The danger with any designer-high street collaboration is, of course, that it might detract from the main event, causing customers to buy into the more reasonably priced line at the expense of the original that inspired it. By reverting to classic pieces, Kawakubo has ensured that this will not be the case. In fact, it is more likely that by working with H&M she will bring a whole new customer into her own, more rarefied fold.

"The first objective of high-street fashion is that it sells," says Kawakubo. "Designer fashion is more about new creation.
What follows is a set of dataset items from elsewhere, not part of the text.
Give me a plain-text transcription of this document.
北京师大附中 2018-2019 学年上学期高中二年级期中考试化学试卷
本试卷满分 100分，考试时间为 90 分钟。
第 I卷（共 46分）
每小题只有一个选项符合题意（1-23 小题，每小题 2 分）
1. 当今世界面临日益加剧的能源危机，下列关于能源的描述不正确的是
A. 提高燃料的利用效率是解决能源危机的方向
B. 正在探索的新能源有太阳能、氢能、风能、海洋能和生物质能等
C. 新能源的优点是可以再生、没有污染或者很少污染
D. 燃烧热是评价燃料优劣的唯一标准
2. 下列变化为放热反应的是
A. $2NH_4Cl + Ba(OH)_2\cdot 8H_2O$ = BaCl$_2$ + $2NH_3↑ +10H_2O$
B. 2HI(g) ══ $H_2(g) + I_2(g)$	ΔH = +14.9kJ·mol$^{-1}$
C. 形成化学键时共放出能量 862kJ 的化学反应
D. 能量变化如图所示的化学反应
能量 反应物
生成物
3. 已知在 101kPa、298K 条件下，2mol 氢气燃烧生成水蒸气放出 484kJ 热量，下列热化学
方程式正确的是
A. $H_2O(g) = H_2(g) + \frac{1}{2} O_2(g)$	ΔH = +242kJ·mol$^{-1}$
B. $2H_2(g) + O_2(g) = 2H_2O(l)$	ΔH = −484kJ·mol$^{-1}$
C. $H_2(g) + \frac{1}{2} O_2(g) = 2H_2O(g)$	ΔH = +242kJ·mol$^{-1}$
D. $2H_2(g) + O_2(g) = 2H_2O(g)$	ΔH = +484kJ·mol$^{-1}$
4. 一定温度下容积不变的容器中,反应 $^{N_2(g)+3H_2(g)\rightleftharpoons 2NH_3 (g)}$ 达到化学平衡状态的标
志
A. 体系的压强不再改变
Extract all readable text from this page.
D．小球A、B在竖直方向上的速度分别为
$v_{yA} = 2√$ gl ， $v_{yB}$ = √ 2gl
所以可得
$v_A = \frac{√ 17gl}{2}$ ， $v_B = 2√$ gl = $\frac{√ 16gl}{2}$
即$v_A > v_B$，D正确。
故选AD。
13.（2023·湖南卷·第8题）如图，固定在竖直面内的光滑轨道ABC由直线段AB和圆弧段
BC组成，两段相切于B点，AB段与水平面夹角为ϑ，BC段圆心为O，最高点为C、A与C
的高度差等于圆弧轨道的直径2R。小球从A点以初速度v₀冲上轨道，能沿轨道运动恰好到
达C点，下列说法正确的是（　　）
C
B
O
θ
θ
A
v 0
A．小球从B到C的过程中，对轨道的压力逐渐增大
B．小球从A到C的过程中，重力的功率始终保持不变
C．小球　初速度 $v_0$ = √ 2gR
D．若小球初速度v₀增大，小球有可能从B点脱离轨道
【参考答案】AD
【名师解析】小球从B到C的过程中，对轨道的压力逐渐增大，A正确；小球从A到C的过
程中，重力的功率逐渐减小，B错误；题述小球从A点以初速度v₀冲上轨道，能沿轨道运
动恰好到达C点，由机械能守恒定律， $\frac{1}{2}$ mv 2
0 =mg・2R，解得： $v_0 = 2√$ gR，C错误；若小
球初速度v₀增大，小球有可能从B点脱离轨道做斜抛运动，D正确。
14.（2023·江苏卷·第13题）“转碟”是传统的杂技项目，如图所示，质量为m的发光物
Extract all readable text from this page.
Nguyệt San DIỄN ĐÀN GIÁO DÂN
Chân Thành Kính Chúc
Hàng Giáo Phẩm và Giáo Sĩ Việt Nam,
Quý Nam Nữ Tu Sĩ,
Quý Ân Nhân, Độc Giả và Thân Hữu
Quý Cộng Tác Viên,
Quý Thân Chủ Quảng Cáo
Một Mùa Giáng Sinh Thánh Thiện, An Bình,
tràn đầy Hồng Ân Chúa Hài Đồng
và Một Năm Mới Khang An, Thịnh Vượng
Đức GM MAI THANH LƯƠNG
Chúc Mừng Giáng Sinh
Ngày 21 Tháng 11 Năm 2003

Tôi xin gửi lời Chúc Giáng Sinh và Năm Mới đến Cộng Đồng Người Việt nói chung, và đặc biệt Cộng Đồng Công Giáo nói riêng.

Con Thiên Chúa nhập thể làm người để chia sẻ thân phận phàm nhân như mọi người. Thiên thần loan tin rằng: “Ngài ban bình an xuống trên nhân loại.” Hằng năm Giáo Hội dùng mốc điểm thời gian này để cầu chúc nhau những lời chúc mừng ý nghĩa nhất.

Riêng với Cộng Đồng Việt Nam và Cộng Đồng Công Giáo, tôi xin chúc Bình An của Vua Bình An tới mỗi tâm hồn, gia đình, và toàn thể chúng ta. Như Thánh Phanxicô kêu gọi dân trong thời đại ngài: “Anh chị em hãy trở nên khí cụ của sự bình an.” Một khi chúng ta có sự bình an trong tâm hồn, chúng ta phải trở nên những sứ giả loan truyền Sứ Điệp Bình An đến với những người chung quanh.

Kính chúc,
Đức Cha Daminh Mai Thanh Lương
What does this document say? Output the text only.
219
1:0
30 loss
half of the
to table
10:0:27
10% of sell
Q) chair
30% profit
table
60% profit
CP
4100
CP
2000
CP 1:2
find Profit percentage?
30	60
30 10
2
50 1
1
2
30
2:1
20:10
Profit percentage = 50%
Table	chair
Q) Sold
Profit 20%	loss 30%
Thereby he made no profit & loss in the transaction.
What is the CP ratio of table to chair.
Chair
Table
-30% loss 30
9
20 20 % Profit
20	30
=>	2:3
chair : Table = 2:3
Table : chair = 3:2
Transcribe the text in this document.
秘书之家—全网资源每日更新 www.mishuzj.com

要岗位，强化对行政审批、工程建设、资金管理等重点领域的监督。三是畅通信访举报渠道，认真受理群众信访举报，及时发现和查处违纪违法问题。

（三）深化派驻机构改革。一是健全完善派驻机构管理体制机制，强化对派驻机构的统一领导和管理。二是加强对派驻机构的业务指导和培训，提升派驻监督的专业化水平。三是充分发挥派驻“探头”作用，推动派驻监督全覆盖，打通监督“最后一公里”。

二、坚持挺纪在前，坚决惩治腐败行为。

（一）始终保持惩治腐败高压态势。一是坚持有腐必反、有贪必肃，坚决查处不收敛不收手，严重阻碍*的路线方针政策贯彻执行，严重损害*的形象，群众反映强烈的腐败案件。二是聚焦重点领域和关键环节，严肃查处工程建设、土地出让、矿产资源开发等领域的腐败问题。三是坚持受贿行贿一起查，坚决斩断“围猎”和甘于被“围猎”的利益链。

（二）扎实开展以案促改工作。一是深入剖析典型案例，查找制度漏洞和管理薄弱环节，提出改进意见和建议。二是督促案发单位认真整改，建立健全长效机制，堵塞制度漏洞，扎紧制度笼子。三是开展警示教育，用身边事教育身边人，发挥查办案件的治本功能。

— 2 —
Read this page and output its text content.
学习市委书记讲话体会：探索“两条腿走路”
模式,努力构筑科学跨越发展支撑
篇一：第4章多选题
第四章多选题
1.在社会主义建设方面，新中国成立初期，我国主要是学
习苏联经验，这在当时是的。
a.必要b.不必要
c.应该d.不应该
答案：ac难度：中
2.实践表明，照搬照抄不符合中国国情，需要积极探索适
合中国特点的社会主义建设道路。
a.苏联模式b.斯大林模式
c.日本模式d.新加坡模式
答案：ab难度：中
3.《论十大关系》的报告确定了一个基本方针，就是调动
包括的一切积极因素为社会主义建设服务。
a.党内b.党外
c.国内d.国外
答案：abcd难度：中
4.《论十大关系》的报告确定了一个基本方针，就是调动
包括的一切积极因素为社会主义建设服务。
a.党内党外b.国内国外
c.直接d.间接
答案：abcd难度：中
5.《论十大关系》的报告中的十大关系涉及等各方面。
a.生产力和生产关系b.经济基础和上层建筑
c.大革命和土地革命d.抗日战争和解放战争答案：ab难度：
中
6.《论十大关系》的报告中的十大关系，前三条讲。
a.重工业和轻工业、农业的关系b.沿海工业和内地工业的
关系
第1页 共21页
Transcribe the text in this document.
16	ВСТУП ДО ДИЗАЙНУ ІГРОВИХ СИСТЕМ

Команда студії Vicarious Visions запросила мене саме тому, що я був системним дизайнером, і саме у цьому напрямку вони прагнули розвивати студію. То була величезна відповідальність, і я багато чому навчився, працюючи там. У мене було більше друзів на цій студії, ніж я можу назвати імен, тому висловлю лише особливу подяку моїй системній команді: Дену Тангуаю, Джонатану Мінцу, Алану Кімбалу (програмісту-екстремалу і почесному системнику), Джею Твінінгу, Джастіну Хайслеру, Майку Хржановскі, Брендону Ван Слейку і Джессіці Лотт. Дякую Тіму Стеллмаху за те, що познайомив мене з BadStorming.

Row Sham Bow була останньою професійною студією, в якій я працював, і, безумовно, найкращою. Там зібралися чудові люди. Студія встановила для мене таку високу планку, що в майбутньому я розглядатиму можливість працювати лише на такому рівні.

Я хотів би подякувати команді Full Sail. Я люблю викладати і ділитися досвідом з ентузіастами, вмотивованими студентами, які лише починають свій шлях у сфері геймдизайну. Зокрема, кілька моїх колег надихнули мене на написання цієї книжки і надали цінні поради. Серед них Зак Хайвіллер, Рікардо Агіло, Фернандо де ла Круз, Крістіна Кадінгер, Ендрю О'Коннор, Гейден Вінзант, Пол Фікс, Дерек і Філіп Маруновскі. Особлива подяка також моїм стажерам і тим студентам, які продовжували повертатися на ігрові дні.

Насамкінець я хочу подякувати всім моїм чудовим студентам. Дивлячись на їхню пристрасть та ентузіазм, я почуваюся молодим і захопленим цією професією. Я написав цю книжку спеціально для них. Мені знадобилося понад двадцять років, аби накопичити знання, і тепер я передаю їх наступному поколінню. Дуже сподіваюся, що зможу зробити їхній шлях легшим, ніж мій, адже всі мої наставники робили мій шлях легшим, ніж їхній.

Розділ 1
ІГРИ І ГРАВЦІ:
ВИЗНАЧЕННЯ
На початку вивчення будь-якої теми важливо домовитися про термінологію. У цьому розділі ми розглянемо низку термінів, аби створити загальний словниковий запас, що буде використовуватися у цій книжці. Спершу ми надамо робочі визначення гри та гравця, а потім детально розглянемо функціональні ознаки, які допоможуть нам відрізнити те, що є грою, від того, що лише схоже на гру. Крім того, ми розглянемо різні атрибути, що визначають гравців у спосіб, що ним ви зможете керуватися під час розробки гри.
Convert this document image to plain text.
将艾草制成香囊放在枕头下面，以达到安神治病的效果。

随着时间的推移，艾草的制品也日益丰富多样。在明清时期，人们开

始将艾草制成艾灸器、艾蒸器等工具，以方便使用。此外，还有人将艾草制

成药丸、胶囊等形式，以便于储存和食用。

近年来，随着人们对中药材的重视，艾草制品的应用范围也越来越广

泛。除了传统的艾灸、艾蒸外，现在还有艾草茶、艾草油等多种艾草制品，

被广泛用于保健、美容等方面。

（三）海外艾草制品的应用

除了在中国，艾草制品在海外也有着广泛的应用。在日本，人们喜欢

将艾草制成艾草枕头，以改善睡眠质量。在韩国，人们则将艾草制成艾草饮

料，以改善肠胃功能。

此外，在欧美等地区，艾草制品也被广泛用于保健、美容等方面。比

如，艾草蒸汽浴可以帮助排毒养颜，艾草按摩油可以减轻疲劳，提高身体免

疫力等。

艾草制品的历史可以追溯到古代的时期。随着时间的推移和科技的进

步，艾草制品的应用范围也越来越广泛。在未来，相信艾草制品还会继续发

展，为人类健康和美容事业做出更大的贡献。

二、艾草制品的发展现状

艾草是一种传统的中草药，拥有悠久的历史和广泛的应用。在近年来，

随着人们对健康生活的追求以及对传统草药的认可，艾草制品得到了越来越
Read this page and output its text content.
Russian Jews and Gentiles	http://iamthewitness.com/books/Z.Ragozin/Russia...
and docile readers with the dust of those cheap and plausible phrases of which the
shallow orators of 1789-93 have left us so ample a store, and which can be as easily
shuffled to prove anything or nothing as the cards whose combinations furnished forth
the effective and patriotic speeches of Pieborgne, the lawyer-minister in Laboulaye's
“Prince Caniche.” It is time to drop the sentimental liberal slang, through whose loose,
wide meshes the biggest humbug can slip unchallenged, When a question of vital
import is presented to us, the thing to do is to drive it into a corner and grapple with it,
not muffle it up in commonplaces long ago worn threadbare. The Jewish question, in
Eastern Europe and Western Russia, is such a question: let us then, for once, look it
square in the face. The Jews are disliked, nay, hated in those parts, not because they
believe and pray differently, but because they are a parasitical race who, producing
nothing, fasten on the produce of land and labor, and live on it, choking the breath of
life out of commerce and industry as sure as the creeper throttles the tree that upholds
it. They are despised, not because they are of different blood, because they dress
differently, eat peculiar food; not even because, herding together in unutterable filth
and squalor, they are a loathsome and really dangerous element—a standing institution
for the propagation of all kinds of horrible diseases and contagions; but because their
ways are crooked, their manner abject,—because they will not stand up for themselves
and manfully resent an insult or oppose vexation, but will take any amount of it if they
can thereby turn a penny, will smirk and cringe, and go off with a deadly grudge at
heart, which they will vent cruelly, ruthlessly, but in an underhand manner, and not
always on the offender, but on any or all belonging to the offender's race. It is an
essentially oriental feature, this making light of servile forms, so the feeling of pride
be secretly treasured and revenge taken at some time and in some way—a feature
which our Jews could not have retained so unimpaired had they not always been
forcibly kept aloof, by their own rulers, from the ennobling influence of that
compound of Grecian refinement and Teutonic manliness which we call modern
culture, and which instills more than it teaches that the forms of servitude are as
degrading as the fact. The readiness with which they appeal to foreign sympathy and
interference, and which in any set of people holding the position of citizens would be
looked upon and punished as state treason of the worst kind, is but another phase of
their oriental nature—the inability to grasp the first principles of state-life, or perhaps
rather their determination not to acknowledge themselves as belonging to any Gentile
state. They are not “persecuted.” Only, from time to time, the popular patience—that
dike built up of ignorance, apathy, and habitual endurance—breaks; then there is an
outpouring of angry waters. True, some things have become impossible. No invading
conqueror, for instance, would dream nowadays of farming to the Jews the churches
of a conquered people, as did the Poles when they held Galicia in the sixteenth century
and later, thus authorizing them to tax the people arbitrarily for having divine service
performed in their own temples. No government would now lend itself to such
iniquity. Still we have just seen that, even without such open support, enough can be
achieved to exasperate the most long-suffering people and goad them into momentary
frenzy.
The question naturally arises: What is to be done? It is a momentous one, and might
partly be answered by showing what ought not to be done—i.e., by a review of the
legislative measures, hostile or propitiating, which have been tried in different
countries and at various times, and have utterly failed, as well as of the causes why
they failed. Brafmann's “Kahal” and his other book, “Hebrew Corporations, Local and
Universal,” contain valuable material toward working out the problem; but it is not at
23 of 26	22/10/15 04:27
In some respects, the high street represents the bad side of democracy, the lowest common denominator, but it certainly appeals to me that many people may be able to discover Comme des Garçons through H&M."

Van den Bosch echoes these sentiments at least in part. "With every new collaboration we attract a new customer," she says, "but the H&M customer is extremely diverse and we have already many fans."

Even she has to admit, however, that this work is more confrontational, if only discreetly so, than the vast majority of clothing available on the high street. "Rei Kawakubo is one of the most artistic fashion creators with an interesting, very independent approach to fashion," she says. "In the end, our aim was to do something new, to surprise our customers and to make a point that fashion is not a matter of price."

"Now is a time when we are surrounded by and caught up in a money-centred place, where independence and creation are a bit lost," Kawakubo in turn concludes. "It's the result of the dilution of values which decrees that as long as something is easy and simple, it's OK and one can get away without thinking too much about anything. Of course, I have never been motivated in that way, which is why it is interesting for me to do this. I have never concerned myself with what people think. I just work with what I myself think is fascinating, strong and new."